De gran valor ornamental fue muy empleado desde la antigüedad. Se plantó mucho en nuestras ciudades y carreteras durante le época de José Bonaparte. Actualmente, en la Casa de Campo, podemos encontrar rodales de olmos compuestos por rebrotes jóvenes que conviven con ejemplares bien conservados que gracias a las labores fitosanitaras realizadas han resistido a la grafiosis, enfermedad causada por el hongo Ceratocistis ulmi y propagtada por un insecto perforador.

(Texto tomado del cartel de la senda)

Anuncios

OLMO DE LA ESTACIÓN de Aranjuez

 

Declarado árbol singular por la comunidad de Madrid en el decreto 18/1992, tenemos que empezar diciendo que el lugar donde se encuentra no es nada vistoso. Más bien un desastre.  Pasa desapercibido al estar situado junto a la carreta y alineado con otros árboles y pese a encontrarse en un lugar de mucho paso (camino de la estación) no es fácil de encontrar.

Realmente es el  hermano pobre de los árboles singulares de Aranjuez. Algo habría que hacer para adecentar su entorno y visibilizar su presencia. Cualquier día de estos puede ser demasiado tarde.

En cuanto a su aspecto, es bien diferente de otros olmos de similar edad. En este caso el árbol es mucho más esbelto y las ramas y hojas cubren únicamente la parte más elevada mostrando un tronco quizá más delgado, pero mucho más alto (ver olmo de Nuevo Baztán y de Guadarrama).

Se piensa que que fue plantado en torno al año 1.770, por lo que hoy tiene casi 250 años y compite perfectamente con los árboles más viejos de Aranjuez, incluso más viejo que el famoso Plátano Padre, pues fue plantado con anterioridad a los plátanos.
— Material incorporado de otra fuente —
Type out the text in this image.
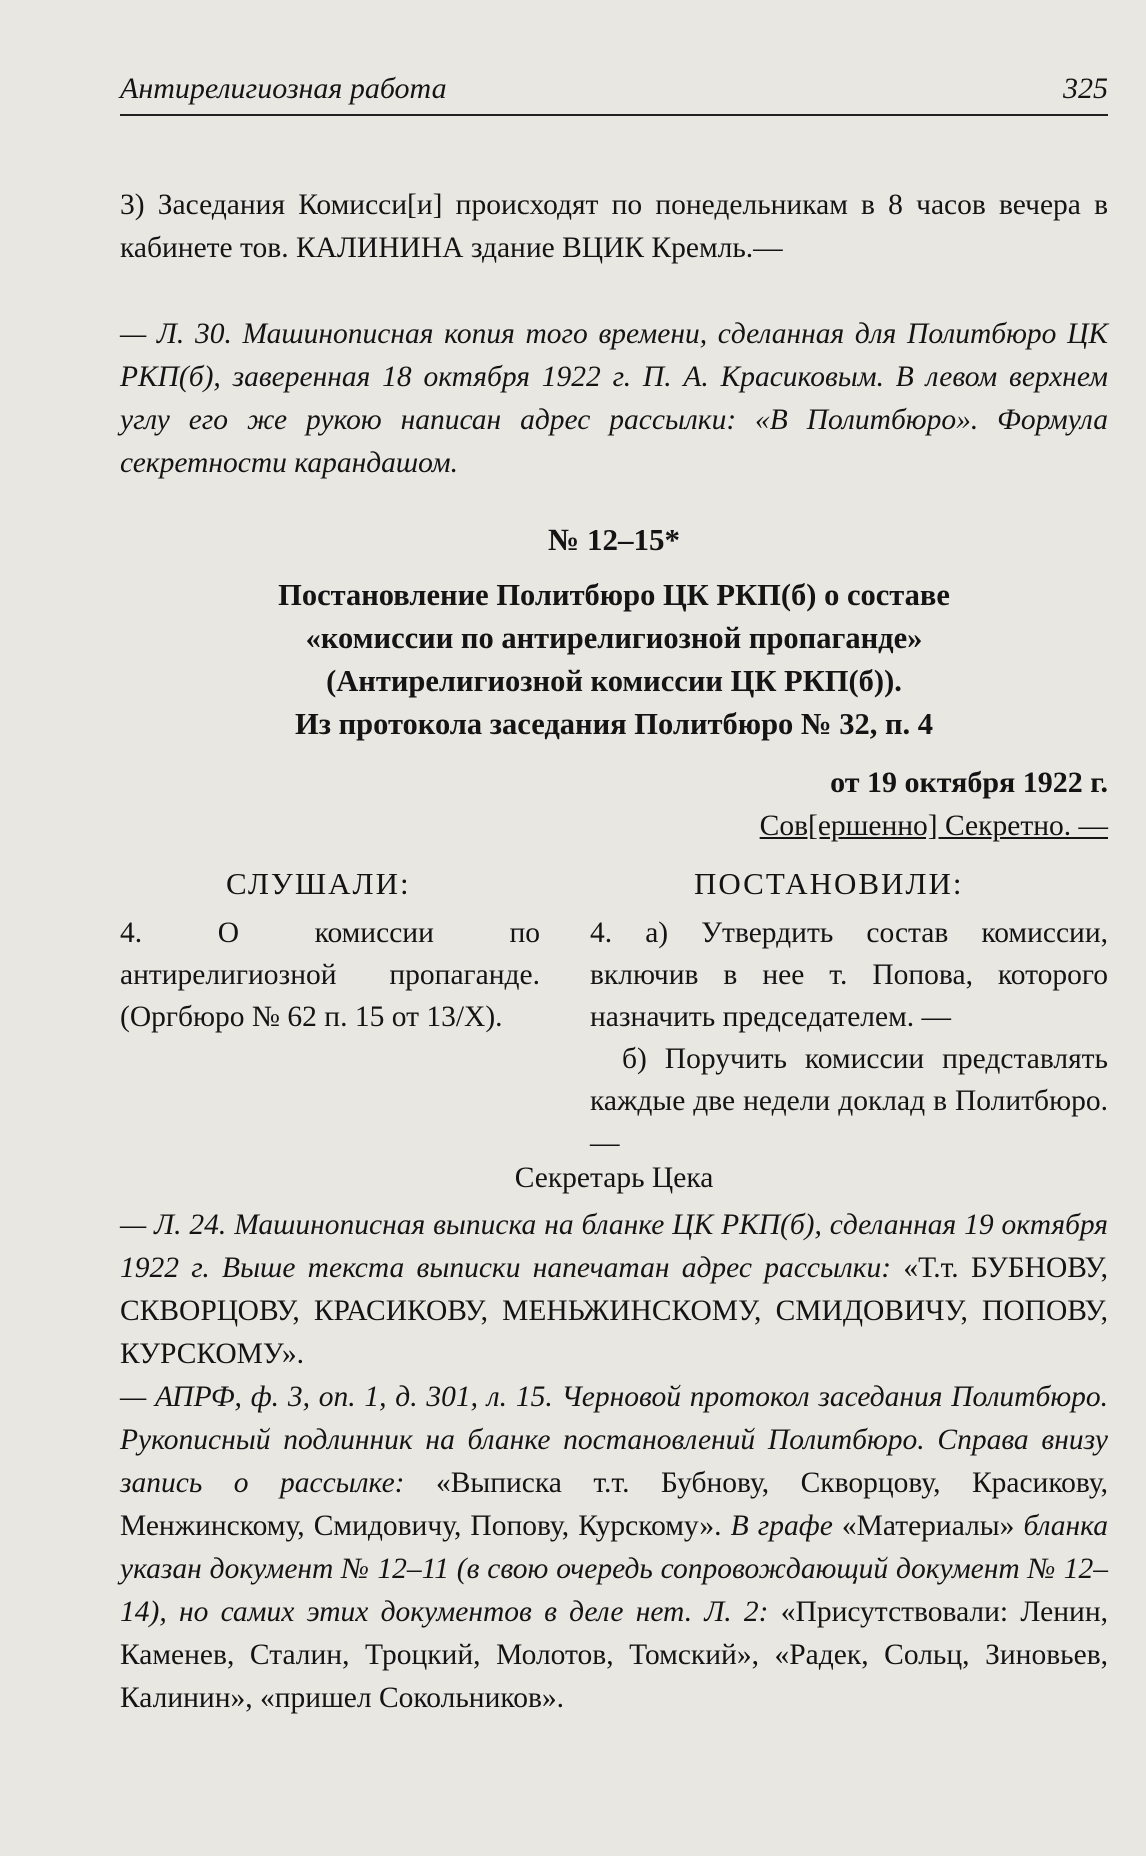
Антирелигиозная работа	325

3) Заседания Комисси[и] происходят по понедельникам в 8 часов вечера в кабинете тов. КАЛИНИНА здание ВЦИК Кремль.—

— Л. 30. Машинописная копия того времени, сделанная для Политбюро ЦК РКП(б), заверенная 18 октября 1922 г. П. А. Красиковым. В левом верхнем углу его же рукою написан адрес рассылки: «В Политбюро». Формула секретности карандашом.

№ 12–15*
Постановление Политбюро ЦК РКП(б) о составе
«комиссии по антирелигиозной пропаганде»
(Антирелигиозной комиссии ЦК РКП(б)).
Из протокола заседания Политбюро № 32, п. 4
от 19 октября 1922 г.
Сов[ершенно] Секретно. —
СЛУШАЛИ:	ПОСТАНОВИЛИ:
4. О комиссии по антирелигиозной пропаганде. (Оргбюро № 62 п. 15 от 13/X).

4. а) Утвердить состав комиссии, включив в нее т. Попова, которого назначить председателем. —

б) Поручить комиссии представлять каждые две недели доклад в Политбюро.—

Секретарь Цека

— Л. 24. Машинописная выписка на бланке ЦК РКП(б), сделанная 19 октября 1922 г. Выше текста выписки напечатан адрес рассылки: «Т.т. БУБНОВУ, СКВОРЦОВУ, КРАСИКОВУ, МЕНЬЖИНСКОМУ, СМИДОВИЧУ, ПОПОВУ, КУРСКОМУ».

— АПРФ, ф. 3, оп. 1, д. 301, л. 15. Черновой протокол заседания Политбюро. Рукописный подлинник на бланке постановлений Политбюро. Справа внизу запись о рассылке: «Выписка т.т. Бубнову, Скворцову, Красикову, Менжинскому, Смидовичу, Попову, Курскому». В графе «Материалы» бланка указан документ № 12–11 (в свою очередь сопровождающий документ № 12–14), но самих этих документов в деле нет. Л. 2: «Присутствовали: Ленин, Каменев, Сталин, Троцкий, Молотов, Томский», «Радек, Сольц, Зиновьев, Калинин», «пришел Сокольников».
Es el único olmo tan longevo que queda en Aranjuez, habiendo resistido la destructiva enfermedad de la grafiosis.

Muy cerca, en otro ambiente muy distinto, plátanos, los protagonistas indiscutibles del la zona.

SABER MAS WIKIPEDIA

OLMO de los Jerónimos

¿Qué veis en la foto?  Una iglesia. ¡Premio! La de San Jerónimo el Real.

Muy bien, pero mirad detenidamente. Hay algo más. Claro, una escultura, se trata de la estatua del escultor Julio López Hernández.

Sin embargo, mi intención cuando he hecho estas fotos era la de retratar el único ser vivo, el árbol, el olmo.

Bueno, si lo miramos de otra forma no es el único, aunque probablemente el único madrileño.

Sí, un olmo. Un árbol que está pasando por malos momentos por la terrible grafiosis que ha acabado con la mayoría de sus antepasados. Un árbol que aporta la belleza vegetal en un lugar donde se valoran mucho más otros tipos de belleza.

El olmo, de los jerónimos, asomado a la entrada del Museo del Prado, se entretiene observando  cada día el gran número de personas que visitan la pinacoteca y fijándose, especialmente,  en aquellas que dedican unos segundos a reconocer su prestancia y su soledad.